You seem to be saying that by offering people the ability to view flash content, Adobe is forcing people to view Flash content. They're not the same thing.
If I want to view Flash on my smartphone today, I can buy... Well, if I want to view Flash on my smartphone later this year, I'll buy an Android phone. I will have that freedom of choice.
Adobe's handwaving is confusing people. Analysts report more Android phones are getting sold than iPhones. There is choice.
Your remark fails to consider the Whole Foods Market example. Whole Foods should be free to manage their own brand and inventory. Nobody should force Whole Foods to offer milk made using rBGH, regardless of whether offering it means people have to buy it.
Whole Foods milk is a disingenuous comparison. There is a fundamental difference in the product and the ethics involved by using hormones. A more proper comparison would be saying something along the lines of "Ranchers can only have worn jeans when working on the farm and in the processing plant -- no khakis or anything else." One can produce organic milk wearing whatever they want -- the end product is still the same. One can produce quality applications with various tools -- the end product is still good.
If Apple has a problem with the quality of the applications then it should reject them from the store. It simply doesn't compare to making a fundamentally different product.
On the contrary, I deliberately selected this example because the farmers using hormones to mass produce milk fast have successfully lobbied to force the organic milk farmers to label their organic milk saying "There's no proof the hormone milk is bad."
It's the same argument here.
The hormones accelerate milk production, like the cross-platform dev tools, and the end result is claimed to be the same, like you just claimed. Defensiveness about production methods and indistinguishable product still don't mean Whole Foods has to stock milk made that way.
Except there are verifiable differences in the product of hormone augmented, traditionally industrialized milk and the organic milk Whole Foods stocks. There are legitimate ethical arguments about environmental impacts and the treatment of animals between both systems.
There are not legitimate ethical arguments against someone coding something in python and porting it over to another environment. Without investigating the company in question, one could not determine what a piece of software was originally written in.
Even if something is technically legal or not worth pursuing in court, it still doesn't mean a company isn't acting uncouthly.
> Well, if I want to view Flash on my smartphone later this year, I'll buy an Android phone. I will have that freedom of choice.
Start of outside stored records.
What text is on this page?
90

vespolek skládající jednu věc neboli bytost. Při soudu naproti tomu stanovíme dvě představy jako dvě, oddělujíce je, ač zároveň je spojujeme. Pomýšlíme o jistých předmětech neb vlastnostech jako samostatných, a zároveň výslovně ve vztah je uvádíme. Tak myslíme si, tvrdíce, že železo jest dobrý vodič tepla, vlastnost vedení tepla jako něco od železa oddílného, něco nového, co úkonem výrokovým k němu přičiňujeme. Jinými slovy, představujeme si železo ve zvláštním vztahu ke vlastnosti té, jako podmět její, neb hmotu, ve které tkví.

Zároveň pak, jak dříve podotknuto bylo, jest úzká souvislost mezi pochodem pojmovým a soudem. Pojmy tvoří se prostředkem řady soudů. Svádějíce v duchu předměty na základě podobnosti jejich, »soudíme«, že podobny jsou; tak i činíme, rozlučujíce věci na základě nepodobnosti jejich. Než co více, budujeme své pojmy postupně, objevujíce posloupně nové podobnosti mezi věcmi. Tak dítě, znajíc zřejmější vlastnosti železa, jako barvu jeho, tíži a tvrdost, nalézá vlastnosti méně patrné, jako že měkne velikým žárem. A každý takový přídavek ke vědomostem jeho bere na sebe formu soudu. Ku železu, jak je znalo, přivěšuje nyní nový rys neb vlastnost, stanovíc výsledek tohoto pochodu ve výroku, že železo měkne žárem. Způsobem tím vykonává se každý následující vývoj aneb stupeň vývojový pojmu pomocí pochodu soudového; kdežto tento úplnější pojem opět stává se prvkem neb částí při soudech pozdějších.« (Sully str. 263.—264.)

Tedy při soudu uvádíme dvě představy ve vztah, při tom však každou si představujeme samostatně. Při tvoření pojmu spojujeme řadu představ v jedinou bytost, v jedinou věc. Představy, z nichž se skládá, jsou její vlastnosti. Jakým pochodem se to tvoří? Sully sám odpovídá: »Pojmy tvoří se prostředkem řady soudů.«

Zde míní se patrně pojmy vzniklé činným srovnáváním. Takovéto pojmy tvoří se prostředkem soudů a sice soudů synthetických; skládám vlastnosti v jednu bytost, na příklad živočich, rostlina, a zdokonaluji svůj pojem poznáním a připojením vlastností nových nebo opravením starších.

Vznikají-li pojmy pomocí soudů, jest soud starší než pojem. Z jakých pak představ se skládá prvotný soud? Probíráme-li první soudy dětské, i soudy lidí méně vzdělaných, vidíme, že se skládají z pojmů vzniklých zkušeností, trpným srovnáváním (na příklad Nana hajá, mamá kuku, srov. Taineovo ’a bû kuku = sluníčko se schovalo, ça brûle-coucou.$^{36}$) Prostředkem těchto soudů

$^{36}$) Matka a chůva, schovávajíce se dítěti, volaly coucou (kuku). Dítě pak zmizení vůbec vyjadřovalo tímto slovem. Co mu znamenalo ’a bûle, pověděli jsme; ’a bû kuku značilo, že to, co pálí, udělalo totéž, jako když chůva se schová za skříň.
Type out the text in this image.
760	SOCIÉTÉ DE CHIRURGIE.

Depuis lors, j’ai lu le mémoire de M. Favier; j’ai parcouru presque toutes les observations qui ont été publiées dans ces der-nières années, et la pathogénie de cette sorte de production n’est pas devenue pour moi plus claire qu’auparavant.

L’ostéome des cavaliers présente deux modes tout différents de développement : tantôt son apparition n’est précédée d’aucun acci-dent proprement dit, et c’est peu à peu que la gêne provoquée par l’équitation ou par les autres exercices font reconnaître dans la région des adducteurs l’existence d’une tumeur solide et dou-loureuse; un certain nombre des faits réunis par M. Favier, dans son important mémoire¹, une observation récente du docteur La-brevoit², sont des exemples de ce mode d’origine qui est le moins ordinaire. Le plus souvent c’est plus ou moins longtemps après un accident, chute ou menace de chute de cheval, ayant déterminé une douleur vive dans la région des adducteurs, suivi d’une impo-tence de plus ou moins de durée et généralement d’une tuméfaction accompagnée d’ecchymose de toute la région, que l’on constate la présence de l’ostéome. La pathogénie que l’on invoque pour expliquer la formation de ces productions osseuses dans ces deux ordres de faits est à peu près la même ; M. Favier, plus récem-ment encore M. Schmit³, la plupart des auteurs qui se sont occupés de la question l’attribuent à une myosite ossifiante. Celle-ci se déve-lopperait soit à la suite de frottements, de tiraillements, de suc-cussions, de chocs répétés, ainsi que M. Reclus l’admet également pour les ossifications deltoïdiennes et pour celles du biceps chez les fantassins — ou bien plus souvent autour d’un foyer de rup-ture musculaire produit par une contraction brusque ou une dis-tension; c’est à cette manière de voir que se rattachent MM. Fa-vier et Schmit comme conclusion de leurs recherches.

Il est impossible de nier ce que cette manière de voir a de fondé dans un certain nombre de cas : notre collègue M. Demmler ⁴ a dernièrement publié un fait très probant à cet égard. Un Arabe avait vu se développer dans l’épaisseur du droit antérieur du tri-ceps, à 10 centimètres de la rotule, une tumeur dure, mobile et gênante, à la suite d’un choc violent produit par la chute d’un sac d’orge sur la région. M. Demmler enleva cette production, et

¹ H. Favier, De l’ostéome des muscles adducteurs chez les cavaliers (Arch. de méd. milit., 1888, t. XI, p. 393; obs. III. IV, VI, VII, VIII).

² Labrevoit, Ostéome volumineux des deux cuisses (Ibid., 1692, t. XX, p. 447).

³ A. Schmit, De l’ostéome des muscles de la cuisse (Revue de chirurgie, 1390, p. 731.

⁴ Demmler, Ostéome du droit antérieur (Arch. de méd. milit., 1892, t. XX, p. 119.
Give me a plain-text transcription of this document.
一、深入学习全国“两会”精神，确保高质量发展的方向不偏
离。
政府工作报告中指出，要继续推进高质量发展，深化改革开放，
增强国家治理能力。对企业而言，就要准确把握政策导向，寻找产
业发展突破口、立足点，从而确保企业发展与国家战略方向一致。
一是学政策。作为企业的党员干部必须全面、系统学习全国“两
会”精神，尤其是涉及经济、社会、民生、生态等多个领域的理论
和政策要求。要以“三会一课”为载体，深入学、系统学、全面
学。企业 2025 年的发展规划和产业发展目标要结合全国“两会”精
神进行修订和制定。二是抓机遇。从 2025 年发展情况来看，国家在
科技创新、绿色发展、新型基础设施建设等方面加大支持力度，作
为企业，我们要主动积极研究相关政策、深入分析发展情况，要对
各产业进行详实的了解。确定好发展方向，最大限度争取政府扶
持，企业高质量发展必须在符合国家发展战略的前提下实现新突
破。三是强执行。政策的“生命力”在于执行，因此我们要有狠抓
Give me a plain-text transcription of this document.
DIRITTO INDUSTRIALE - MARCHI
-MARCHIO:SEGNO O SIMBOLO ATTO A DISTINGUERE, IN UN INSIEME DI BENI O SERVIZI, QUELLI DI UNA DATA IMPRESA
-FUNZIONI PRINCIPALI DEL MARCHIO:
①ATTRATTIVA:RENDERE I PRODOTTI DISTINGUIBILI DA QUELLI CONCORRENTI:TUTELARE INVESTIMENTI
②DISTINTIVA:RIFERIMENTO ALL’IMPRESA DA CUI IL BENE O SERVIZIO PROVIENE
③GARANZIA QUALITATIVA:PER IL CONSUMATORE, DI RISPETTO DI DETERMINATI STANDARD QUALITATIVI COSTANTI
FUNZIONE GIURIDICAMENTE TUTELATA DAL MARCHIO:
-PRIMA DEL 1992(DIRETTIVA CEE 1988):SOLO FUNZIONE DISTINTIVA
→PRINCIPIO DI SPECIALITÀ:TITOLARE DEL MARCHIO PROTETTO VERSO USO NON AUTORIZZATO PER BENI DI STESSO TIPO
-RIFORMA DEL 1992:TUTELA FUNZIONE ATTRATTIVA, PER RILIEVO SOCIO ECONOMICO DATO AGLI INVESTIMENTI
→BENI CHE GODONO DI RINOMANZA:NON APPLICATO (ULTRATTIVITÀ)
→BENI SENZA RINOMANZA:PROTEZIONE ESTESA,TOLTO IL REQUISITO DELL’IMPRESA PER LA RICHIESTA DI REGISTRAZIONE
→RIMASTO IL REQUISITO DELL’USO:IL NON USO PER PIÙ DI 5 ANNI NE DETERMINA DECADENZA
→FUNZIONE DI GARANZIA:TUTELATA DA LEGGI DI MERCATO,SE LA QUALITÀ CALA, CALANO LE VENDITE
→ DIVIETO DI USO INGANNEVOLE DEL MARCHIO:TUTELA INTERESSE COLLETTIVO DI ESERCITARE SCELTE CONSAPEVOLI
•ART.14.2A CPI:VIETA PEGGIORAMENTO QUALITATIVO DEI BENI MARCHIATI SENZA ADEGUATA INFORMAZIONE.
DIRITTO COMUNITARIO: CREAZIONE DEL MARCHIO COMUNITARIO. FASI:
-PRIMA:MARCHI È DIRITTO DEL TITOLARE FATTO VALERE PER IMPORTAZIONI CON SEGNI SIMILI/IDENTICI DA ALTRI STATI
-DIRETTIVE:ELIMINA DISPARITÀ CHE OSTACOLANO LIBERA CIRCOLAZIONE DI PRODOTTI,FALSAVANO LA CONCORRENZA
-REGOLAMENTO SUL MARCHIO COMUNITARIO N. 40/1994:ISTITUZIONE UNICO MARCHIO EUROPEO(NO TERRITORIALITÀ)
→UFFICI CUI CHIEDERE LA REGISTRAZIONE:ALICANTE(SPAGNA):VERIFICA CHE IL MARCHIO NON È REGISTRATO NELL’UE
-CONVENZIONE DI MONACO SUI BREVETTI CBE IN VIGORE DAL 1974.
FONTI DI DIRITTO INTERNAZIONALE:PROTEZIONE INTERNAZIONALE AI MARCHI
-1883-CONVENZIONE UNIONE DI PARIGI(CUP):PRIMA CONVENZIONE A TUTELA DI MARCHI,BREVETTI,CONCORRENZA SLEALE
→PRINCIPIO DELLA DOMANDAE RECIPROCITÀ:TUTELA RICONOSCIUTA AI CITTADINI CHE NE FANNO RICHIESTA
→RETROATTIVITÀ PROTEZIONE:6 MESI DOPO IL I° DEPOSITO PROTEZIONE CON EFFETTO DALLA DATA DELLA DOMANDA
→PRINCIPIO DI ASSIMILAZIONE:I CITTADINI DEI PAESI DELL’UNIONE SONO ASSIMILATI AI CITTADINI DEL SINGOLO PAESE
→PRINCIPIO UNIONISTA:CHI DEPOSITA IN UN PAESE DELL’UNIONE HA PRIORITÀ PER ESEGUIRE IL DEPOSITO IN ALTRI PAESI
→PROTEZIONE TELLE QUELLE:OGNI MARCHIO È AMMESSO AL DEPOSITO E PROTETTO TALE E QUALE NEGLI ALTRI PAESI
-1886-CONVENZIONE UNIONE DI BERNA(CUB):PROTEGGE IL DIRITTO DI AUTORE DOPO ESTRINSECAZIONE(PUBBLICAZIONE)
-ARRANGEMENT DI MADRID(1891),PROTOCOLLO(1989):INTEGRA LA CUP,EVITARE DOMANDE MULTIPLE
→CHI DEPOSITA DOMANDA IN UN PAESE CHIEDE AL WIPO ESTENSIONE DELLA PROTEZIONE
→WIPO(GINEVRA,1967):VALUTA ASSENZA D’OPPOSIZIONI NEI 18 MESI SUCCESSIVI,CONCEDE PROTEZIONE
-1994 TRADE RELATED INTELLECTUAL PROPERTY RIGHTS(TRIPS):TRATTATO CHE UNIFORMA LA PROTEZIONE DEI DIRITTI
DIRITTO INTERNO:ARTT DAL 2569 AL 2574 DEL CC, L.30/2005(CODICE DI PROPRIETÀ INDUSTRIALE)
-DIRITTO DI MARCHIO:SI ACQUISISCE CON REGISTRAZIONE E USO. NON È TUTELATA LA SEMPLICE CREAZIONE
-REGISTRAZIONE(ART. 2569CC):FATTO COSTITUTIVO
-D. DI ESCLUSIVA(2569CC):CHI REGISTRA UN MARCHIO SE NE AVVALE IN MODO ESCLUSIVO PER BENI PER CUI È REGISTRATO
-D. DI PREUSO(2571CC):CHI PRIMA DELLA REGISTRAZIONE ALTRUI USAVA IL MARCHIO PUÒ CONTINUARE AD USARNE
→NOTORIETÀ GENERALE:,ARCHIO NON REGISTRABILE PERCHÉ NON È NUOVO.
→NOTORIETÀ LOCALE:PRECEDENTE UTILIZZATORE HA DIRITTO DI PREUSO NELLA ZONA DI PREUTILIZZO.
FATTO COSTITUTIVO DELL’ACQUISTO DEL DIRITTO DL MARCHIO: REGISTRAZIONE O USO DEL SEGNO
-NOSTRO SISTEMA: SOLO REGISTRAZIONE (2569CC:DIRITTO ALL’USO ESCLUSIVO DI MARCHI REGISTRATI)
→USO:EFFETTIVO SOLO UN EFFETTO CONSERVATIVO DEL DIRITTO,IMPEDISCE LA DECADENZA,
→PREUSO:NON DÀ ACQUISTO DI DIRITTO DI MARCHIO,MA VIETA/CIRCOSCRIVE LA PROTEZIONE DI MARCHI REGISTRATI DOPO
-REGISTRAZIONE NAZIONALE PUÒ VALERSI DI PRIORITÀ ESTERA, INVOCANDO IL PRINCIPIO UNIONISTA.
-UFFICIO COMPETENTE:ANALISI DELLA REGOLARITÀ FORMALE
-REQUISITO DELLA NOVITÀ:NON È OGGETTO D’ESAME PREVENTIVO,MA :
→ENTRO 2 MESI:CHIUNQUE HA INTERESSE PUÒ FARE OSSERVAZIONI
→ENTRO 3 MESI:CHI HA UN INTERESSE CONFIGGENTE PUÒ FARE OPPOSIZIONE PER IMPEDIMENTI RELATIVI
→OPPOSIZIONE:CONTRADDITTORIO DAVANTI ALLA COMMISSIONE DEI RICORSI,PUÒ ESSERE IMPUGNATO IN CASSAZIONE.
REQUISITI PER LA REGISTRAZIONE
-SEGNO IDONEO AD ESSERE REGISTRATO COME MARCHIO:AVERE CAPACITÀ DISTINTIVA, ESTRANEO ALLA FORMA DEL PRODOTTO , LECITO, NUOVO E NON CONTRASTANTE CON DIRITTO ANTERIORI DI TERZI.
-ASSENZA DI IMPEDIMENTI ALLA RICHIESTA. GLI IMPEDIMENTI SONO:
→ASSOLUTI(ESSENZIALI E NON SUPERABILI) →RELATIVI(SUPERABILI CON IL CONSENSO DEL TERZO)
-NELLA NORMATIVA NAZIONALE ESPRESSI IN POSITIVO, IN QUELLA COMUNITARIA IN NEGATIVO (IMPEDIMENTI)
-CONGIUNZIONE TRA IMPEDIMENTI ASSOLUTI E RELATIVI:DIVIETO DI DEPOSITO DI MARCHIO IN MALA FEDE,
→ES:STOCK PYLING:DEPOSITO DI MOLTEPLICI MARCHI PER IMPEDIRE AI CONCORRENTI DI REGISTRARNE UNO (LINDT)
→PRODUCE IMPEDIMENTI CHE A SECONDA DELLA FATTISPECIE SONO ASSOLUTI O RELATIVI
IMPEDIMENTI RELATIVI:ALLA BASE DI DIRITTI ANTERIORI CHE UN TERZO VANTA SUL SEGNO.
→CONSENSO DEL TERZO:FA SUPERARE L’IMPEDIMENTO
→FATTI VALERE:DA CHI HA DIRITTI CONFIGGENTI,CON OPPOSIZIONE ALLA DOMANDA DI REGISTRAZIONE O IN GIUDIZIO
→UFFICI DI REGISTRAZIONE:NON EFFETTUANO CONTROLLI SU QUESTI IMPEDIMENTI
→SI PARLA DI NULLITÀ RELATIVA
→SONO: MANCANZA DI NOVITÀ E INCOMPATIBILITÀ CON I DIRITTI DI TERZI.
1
Android, right now today, gives you the choice to turn Flash off if you don't like it.
Not having software available at all on an OS platform isn't choice. A supermarket is not an OS platform, but to continue abusing the analogy, Whole Foods bananas refusing to work in the same meal as Tesco milk would be Strange and Wrong.
> Not having software available at all on an OS platform isn't choice.
You choose the OS platform. And if this is the argument, why aren't people complaining that Windows doesn't run OSX apps, or that the PS3 doesn't run Xbox 360 games?
I think reasonable people understand the platform is the place they make a choice.
> A supermarket is not an OS platform, but to continue abusing the analogy, Whole Foods bananas refusing to work in the same meal as Tesco milk would be Strange and Wrong.
A supermarket absolutely is a platform, an architecture and framework for food distribution, distinguished from competing platforms by philosophy, branding, and positioning.
We're talking about the goods a store offers for sale, and the store's right to decide what goods to carry. We've established that production methodology is a widely accepted criterion for a store carrying or rejecting a good. The platform determines the goods offered, and the consumer chooses the platform.
> You choose the OS platform. And if this is the argument, why aren't people complaining that Windows doesn't run OSX apps, or that the PS3 doesn't run Xbox 360 games?
If someone had a great OS X app they'd ported to Windows, and Microsoft refused to run it, yes indeed, I'd be furious.
I think you're actually the first genuine troll I've met on HackerNews. Feel free to continue posting by this is the last time I'm responding to your posts.
You seem to be saying that by offering people the ability to view flash content, Adobe is forcing people to view Flash content. They're not the same thing.